Arul Chinnaiyan’s from University of Michigan and Michigan Medicine responses to interview questions from Tal Behar, Precision World Medicine Conference
- 1. Breaking the Gene Fusion Paradigm: Your discovery of the TMPRSS2-ERG gene fusion – now recognized as a defining molecular event in prostate cancer – broke new ground by revealing that gene fusions can drive common solid tumors. Could you share how this landmark finding has influenced prostate cancer care (for example, in developing new diagnostic tests or targeted therapies) and what it taught researchers about the importance of genomic subtyping in cancer?

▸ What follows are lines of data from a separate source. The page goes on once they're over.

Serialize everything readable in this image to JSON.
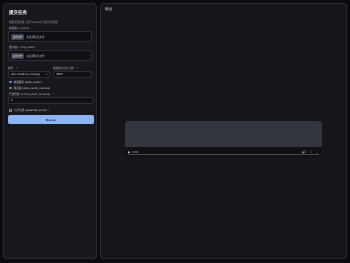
{
  "left": {
    "title": "提交任务",
    "description": "根据配置参数, 进行Spleeter音频分离处理",
    "input_video": {
      "label": "视频输入 (input)",
      "button": "选择文件",
      "file_text": "未选择任何文件"
    },
    "input_image": {
      "label": "图片输入 (img_base)",
      "button": "选择文件",
      "file_text": "未选择任何文件"
    },
    "model": {
      "label": "模型",
      "value": "Lite (realtime_change)",
      "help": "?"
    },
    "max_duration": {
      "label": "视频最大时长 (秒)",
      "help": "?",
      "value": "3600"
    },
    "radios": [
      {
        "label": "视频保存 (align_audio)",
        "checked": true
      },
      {
        "label": "纯音频 (align_audio_reverse)",
        "checked": false
      }
    ],
    "start_second": {
      "label": "开始秒数 (format_start_seconds)",
      "help": "?",
      "value": "0"
    },
    "checkbox": {
      "label": "人声分离 (separate_vocal)",
      "help": "?"
    },
    "run_button": "Run ▶"
  },
  "right": {
    "title": "输出",
    "player": {
      "play": "▶",
      "time": "0:00",
      "speaker": "🔊",
      "fullscreen": "⛶",
      "more": "⋮"
    }
  }
}
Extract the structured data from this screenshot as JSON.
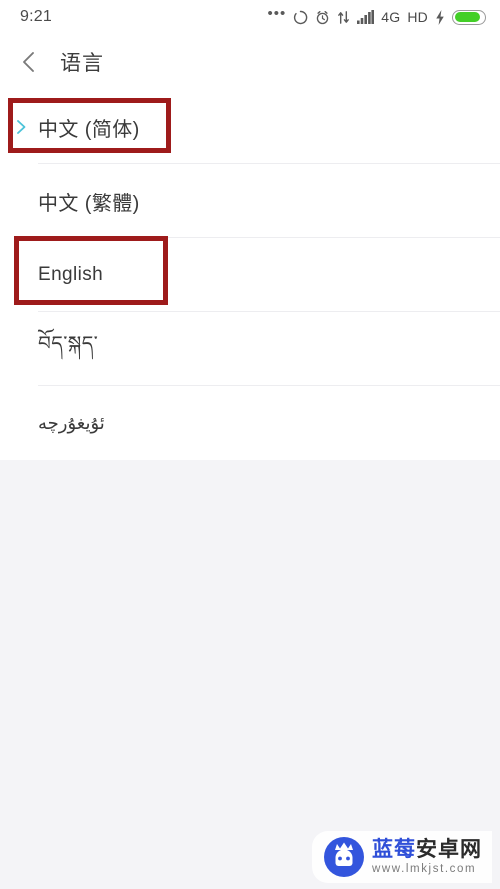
{
  "status_bar": {
    "clock": "9:21",
    "icons": [
      {
        "name": "more-dots-icon",
        "glyph": "•••"
      },
      {
        "name": "sync-circle-icon",
        "glyph": ""
      },
      {
        "name": "alarm-clock-icon",
        "glyph": ""
      },
      {
        "name": "data-transfer-icon",
        "glyph": ""
      },
      {
        "name": "signal-bars-icon",
        "glyph": ""
      }
    ],
    "network_label": "4G",
    "hd_label": "HD",
    "charging_icon": "lightning-bolt-icon",
    "battery": {
      "name": "battery-icon",
      "fill_percent": 88,
      "color": "#43cf27"
    }
  },
  "app_bar": {
    "back_icon": "back-chevron-icon",
    "title": "语言"
  },
  "language_list": [
    {
      "label": "中文 (简体)",
      "selected": true,
      "script": "cjk"
    },
    {
      "label": "中文 (繁體)",
      "selected": false,
      "script": "cjk"
    },
    {
      "label": "English",
      "selected": false,
      "script": "latin"
    },
    {
      "label": "བོད་སྐད་",
      "selected": false,
      "script": "tibetan"
    },
    {
      "label": "ئۇيغۇرچە",
      "selected": false,
      "script": "uyghur"
    }
  ],
  "annotations": [
    {
      "name": "highlight-box-chinese-simplified",
      "target": "中文 (简体)",
      "color": "#9e1b1b"
    },
    {
      "name": "highlight-box-english",
      "target": "English",
      "color": "#9e1b1b"
    }
  ],
  "colors": {
    "selected_chevron": "#4cc3d9",
    "annotation_red": "#9e1b1b",
    "page_background": "#f4f4f7",
    "list_background": "#ffffff",
    "divider": "#ededf0"
  },
  "watermark": {
    "site_name_part1": "蓝莓",
    "site_name_part2": "安卓网",
    "url": "www.lmkjst.com",
    "logo": "blueberry-android-logo"
  }
}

A:The discovery of the TMPRSS2–ERG gene fusion fundamentally reshaped our understanding of prostate cancer by demonstrating that recurrent, oncogenic gene fusions are not limited to leukemias and sarcomas, but in fact can define common epithelial malignancies. In addition, to defining the molecular basis of a common tumor type (i.e. prostate cancer), this insight catalyzed the development of a new generation of molecular diagnostics- including clinical assays for ETS fusions and our urine-based test, MyProstateScore 2.0- that help distinguish indolent from aggressive disease and guide decisions around biopsy and surveillance. More broadly, the finding taught us that genomic subtyping is essential for unraveling cancer heterogeneity: once we began to stratify prostate tumors by their molecular drivers, entirely new therapeutic opportunities emerged, from targeted inhibition of ERG-associated pathways to rational drug combinations informed by fusion status. The fusion paradigm ultimately opened the door for researchers worldwide to uncover a wealth of previously unrecognized genomic rearrangements across solid tumors, establishing molecular taxonomy as a cornerstone of precision oncology.
- 2. Translating Genomics to Therapy Decisions: You have been a leader in precision oncology, integrating comprehensive DNA and RNA sequencing of patient tumors into treatment decisions since as early as 2011 through programs like Mi-ONCOSEQ Could you describe a specific case where this integrative approach uncovered an unexpected cancer driver (such as a gene fusion or mutation) and guided a patient’s therapy, and what this illustrates about the value of multi-dimensional genomic data in managing advanced cancers?
A: One memorable case from our MI-ONCOSEQ precision oncology program involved a young patient with widely metastatic cancer of unknown primary. Conventional pathology and imaging offered no clear diagnosis, but integrated DNA and RNA sequencing revealed an unexpected and highly actionable ETV6–NTRK3 fusion. This discovery immediately reframed the patient’s disease biology and allowed us to match them to TRK-inhibitor therapy, which resulted in a dramatic and durable clinical response. Cases like this illustrate the power of multi-dimensional genomic profiling: by examining DNA mutations, gene fusions, RNA expression, copy-number alterations, and pathway activation together, we can identify therapeutic vulnerabilities that would remain invisible using any single modality. This integrative approach has repeatedly allowed us to connect patients with targeted therapies, immunotherapies, or clinical trials uniquely suited to the molecular architecture of their cancer- transforming outcomes in situations where traditional approaches offered few options.
- 3 Beyond DNA – The Multi-Omics Frontier: The field is now moving beyond DNA variants into “multi-omics” approaches for monitoring and treating cancer. How do you envision integrating additional data layers – such as transcriptomics (RNA), epigenetic markers (e.g. DNA methylation), proteomics, or liquid biopsy readouts – into precision oncology? For example, what emerging multi-omic strategy do you find most promising for improving early detection or real-time monitoring of cancer (like minimal residual disease) and guiding therapy decisions in ways that single-modality genomic tests cannot?
A: The next era of precision oncology will be defined by our ability to harness AI and machine learning to integrate dynamic, multi-omic layers—transcriptomics, epigenetics, proteomics, and advanced liquid biopsy readouts- into real-time clinical decision making. While DNA alterations provide a critical foundation, RNA expression programs, DNA methylation signatures, chromatin state, and proteomic activity often reflect the true, actionable biology of a patient’s tumor. A particularly promising direction is multi-omic liquid biopsy profiling that combines circulating tumor DNA with cell-free RNA (including non-hematopoietic transcriptomes), methylation patterns, and proteomic markers to enable earlier detection and highly sensitive monitoring of minimal residual disease. Such approaches not only illuminate therapeutic vulnerabilities but also allow us to observe tumor evolution under therapy- often identifying resistance mechanisms months before radiographic progression. By integrating these complementary data layers, we can create a continuously updated, holistic portrait of each patient’s cancer, enabling earlier intervention, more tailored therapy selection, and a fundamentally more proactive model of cancer care.